Elif Köksal is currently working on the project described above. Another PhD fellow Karolina Spustova is investigating compartmentalization and how different reactors form within the cell. Our research assistant Gizem Karabiyik is working on developing a protocol for harvesting nanoparticle assemblies which spontaneously form by sensing curvatures on soft materials. One other PhD fellow Aysu Kubowicz works on membrane damage and investigates how biological membranes fracture as observed in earthquakes. We also have two postdocs: Inga Põldsalu is an expert in ink-jet printing technology and can make polymer-based actuators. Lauri Viitala who knows a great deal about photo-thermally programmable phospholipids, is also a part of my group, but he is located at Chalmers University of Technology in Sweden where I have a visiting position since 2016. We are in the process of recruiting one more PhD student. My group is growing and it is great to have this opportunity to interact with another university outside of Oslo.

 

Who do you currently collaborate with?


We have many national and international collaborators: We work with Prof. Michael Taylor from Santa Clara University, USA, for the development of computational models which can explain the mechanical aspects of membrane behavior in detail. Prof. Aldo Jesorka from Chalmers University is another international collaborator working on microfluidics integrated surface acoustic wave sensors, highly useful tools for sensitive detection of lipid membrane-surface interactions. Prof. Paul Dommersnes from NTNU, a theoretical physicist highly knowledgeable in membrane biophysics, is a close national collaborator. Most recently, we started collaboration with Prof. Henrik Friis from the Museum of Natural History to be able to get more insight on natural mineral surfaces.

 

Are you still involved in the UiO: Life Science convergence environment initiative? How is that progressing?


In our convergence environments project, supported by the UiO: Life Sciences, we have a consortium consisting of four principal investigators.

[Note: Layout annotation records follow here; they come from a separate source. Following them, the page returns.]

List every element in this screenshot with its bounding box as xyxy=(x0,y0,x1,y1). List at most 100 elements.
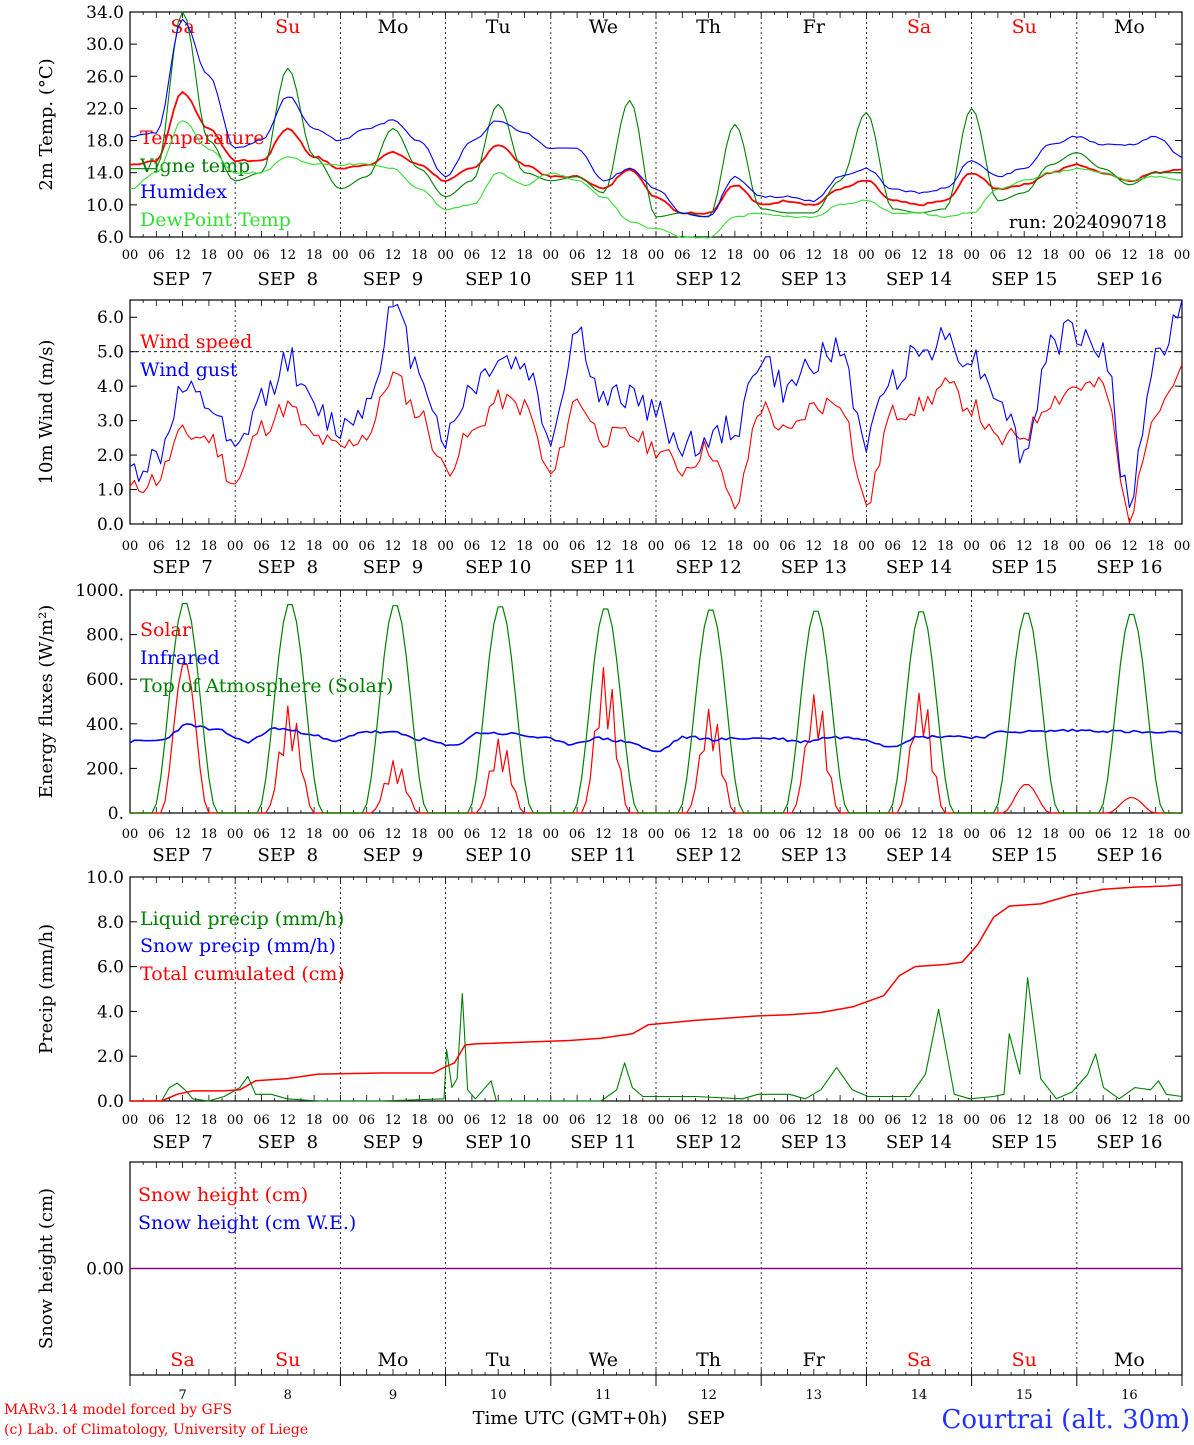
lab-credit: (c) Lab. of Climatology, University of L… xyxy=(4,1422,308,1438)
day-abbr-bottom: Sa xyxy=(170,1349,194,1371)
date-label: SEP 13 xyxy=(781,557,847,578)
series-top-of-atmosphere-solar- xyxy=(130,602,1182,814)
hour-label: 12 xyxy=(1121,1113,1138,1128)
hour-label: 18 xyxy=(306,248,323,263)
hour-label: 12 xyxy=(1016,827,1033,842)
day-abbr-top: Su xyxy=(1012,16,1037,38)
hour-label: 06 xyxy=(884,827,901,842)
date-label: SEP 10 xyxy=(465,1132,531,1153)
y-tick-label: 18.0 xyxy=(86,132,124,152)
date-label: SEP 14 xyxy=(886,269,952,290)
hour-label: 00 xyxy=(1069,248,1086,263)
y-tick-label: 200. xyxy=(86,759,124,779)
hour-label: 00 xyxy=(227,1113,244,1128)
hour-label: 18 xyxy=(1147,1113,1164,1128)
series-wind-gust xyxy=(129,299,1183,509)
hour-label: 00 xyxy=(543,539,560,554)
hour-label: 12 xyxy=(1016,248,1033,263)
day-number: 14 xyxy=(911,1388,928,1403)
date-label: SEP 7 xyxy=(152,269,212,290)
date-label: SEP 9 xyxy=(363,845,423,866)
legend-snow-precip-mm-h-: Snow precip (mm/h) xyxy=(140,935,336,957)
day-abbr-top: Mo xyxy=(1114,16,1145,38)
hour-label: 12 xyxy=(595,1113,612,1128)
y-tick-label: 2.0 xyxy=(97,1047,124,1067)
time-axis-title: Time UTC (GMT+0h) xyxy=(473,1408,668,1429)
date-label: SEP 9 xyxy=(363,557,423,578)
day-number: 9 xyxy=(389,1388,397,1403)
day-abbr-bottom: Su xyxy=(275,1349,300,1371)
date-label: SEP 7 xyxy=(152,1132,212,1153)
date-label: SEP 10 xyxy=(465,845,531,866)
date-label: SEP 14 xyxy=(886,1132,952,1153)
hour-label: 00 xyxy=(1174,827,1191,842)
time-axis-month: SEP xyxy=(687,1408,725,1429)
hour-label: 12 xyxy=(806,248,823,263)
hour-label: 00 xyxy=(753,827,770,842)
day-abbr-top: Th xyxy=(696,16,721,38)
model-credit: MARv3.14 model forced by GFS xyxy=(4,1402,232,1418)
day-number: 13 xyxy=(806,1388,823,1403)
day-number: 15 xyxy=(1016,1388,1033,1403)
y-tick-label: 0.00 xyxy=(86,1260,124,1280)
hour-label: 00 xyxy=(963,1113,980,1128)
hour-label: 06 xyxy=(464,827,481,842)
hour-label: 06 xyxy=(1095,827,1112,842)
hour-label: 06 xyxy=(148,827,165,842)
legend-infrared: Infrared xyxy=(140,647,220,669)
hour-label: 00 xyxy=(858,539,875,554)
y-tick-label: 3.0 xyxy=(97,412,124,432)
y-tick-label: 1.0 xyxy=(97,481,124,501)
day-abbr-top: Sa xyxy=(907,16,931,38)
hour-label: 06 xyxy=(253,539,270,554)
station-name: Courtrai (alt. 30m) xyxy=(942,1405,1191,1435)
day-abbr-bottom: Sa xyxy=(907,1349,931,1371)
y-tick-label: 4.0 xyxy=(97,377,124,397)
day-abbr-bottom: Fr xyxy=(803,1349,826,1371)
hour-label: 06 xyxy=(674,1113,691,1128)
hour-label: 06 xyxy=(990,248,1007,263)
hour-label: 12 xyxy=(385,539,402,554)
hour-label: 00 xyxy=(963,827,980,842)
hour-label: 00 xyxy=(543,248,560,263)
date-label: SEP 16 xyxy=(1096,845,1162,866)
hour-label: 12 xyxy=(1016,1113,1033,1128)
date-label: SEP 13 xyxy=(781,269,847,290)
hour-label: 18 xyxy=(1042,827,1059,842)
hour-label: 06 xyxy=(990,539,1007,554)
date-label: SEP 11 xyxy=(570,557,636,578)
date-label: SEP 15 xyxy=(991,557,1057,578)
hour-label: 00 xyxy=(1069,539,1086,554)
day-number: 16 xyxy=(1121,1388,1138,1403)
hour-label: 06 xyxy=(464,1113,481,1128)
hour-label: 06 xyxy=(358,1113,375,1128)
hour-label: 18 xyxy=(201,827,218,842)
legend-wind-gust: Wind gust xyxy=(140,359,238,381)
hour-label: 18 xyxy=(516,248,533,263)
y-tick-label: 400. xyxy=(86,715,124,735)
date-label: SEP 14 xyxy=(886,557,952,578)
y-axis-title: Energy fluxes (W/m²) xyxy=(36,605,57,799)
hour-label: 00 xyxy=(122,827,139,842)
hour-label: 12 xyxy=(700,827,717,842)
hour-label: 12 xyxy=(700,1113,717,1128)
hour-label: 18 xyxy=(516,827,533,842)
legend-liquid-precip-mm-h-: Liquid precip (mm/h) xyxy=(140,908,344,930)
hour-label: 06 xyxy=(569,827,586,842)
y-tick-label: 0.0 xyxy=(97,515,124,535)
hour-label: 12 xyxy=(700,539,717,554)
hour-label: 00 xyxy=(122,539,139,554)
date-label: SEP 13 xyxy=(781,1132,847,1153)
series-temperature xyxy=(129,91,1183,215)
hour-label: 12 xyxy=(1121,827,1138,842)
hour-label: 18 xyxy=(832,1113,849,1128)
hour-label: 18 xyxy=(1042,539,1059,554)
series-infrared xyxy=(129,723,1183,753)
hour-label: 18 xyxy=(1147,248,1164,263)
hour-label: 06 xyxy=(358,539,375,554)
hour-label: 18 xyxy=(306,827,323,842)
hour-label: 00 xyxy=(227,827,244,842)
hour-label: 06 xyxy=(884,539,901,554)
date-label: SEP 13 xyxy=(781,845,847,866)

This is an ongoing, highly interdisciplinary project and is a way to combine different expertise to tackle major challenges within health and environment. The first part of the project was to make the cell-like compartments, which we have now achieved. Associate Professor Andreas Carlson’s group from the UiO Department of Mathematics developed the mathematical model for the above-mentioned protocell studies, to explain why the compartment formation is favored. Next is the functionalization of the compartments together with Professor Harald Stenmark’s group at the Institute of Clinical Medicine, University of Oslo.

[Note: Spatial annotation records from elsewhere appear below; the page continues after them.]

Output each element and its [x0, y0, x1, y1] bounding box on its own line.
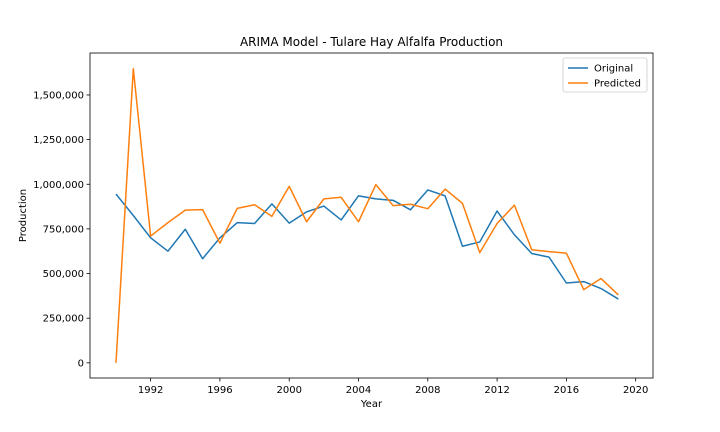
x-tick-label: 2020 [623, 385, 648, 396]
y-axis-label: Production [18, 189, 29, 242]
plot-frame [89, 52, 654, 379]
x-tick-label: 2000 [276, 385, 301, 396]
chart-title: ARIMA Model - Tulare Hay Alfalfa Product… [240, 35, 503, 49]
series-line-predicted [115, 67, 619, 363]
legend-label-predicted: Predicted [594, 79, 641, 90]
x-axis-label: Year [360, 399, 383, 410]
y-tick-label: 0 [78, 358, 84, 369]
legend: Original Predicted [562, 57, 648, 93]
y-tick-label: 500,000 [43, 269, 84, 280]
x-tick-label: 1996 [207, 385, 232, 396]
plot-area [115, 67, 619, 363]
y-tick-label: 750,000 [43, 224, 84, 235]
series-line-original [115, 189, 619, 300]
x-tick-label: 2008 [415, 385, 440, 396]
x-tick-label: 2004 [346, 385, 371, 396]
x-tick-label: 1992 [138, 385, 163, 396]
x-tick-label: 2012 [484, 385, 509, 396]
y-tick-label: 250,000 [43, 314, 84, 325]
y-tick-label: 1,250,000 [33, 135, 84, 146]
x-tick-label: 2016 [554, 385, 579, 396]
y-tick-label: 1,000,000 [33, 180, 84, 191]
legend-label-original: Original [594, 64, 633, 75]
y-tick-label: 1,500,000 [33, 90, 84, 101]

In parallel we work with Prof. Gry Oftedal from the Faculty of Humanities, UiO, a philosopher of science working on the concept of scientific metaphors and investigating whether they facilitate the public’s understanding of scientific concepts or if it builds barriers. We use terminologies in our research, such as ‘artificial cells’ or ‘cell-like constructs’ which potentially could confuse a non-scientific audience. Currently, together with Gry and Ingrid Lossius Falkum from the Department of Philosophy, UiO, we are preparing a pilot study to determine the intuitive understanding of scientific metaphors. It is important for us to combine various skills to characterize the phenomena we observe in the laboratory as well as to communicate it to the public and study on metaphors is really an enrichment to the project.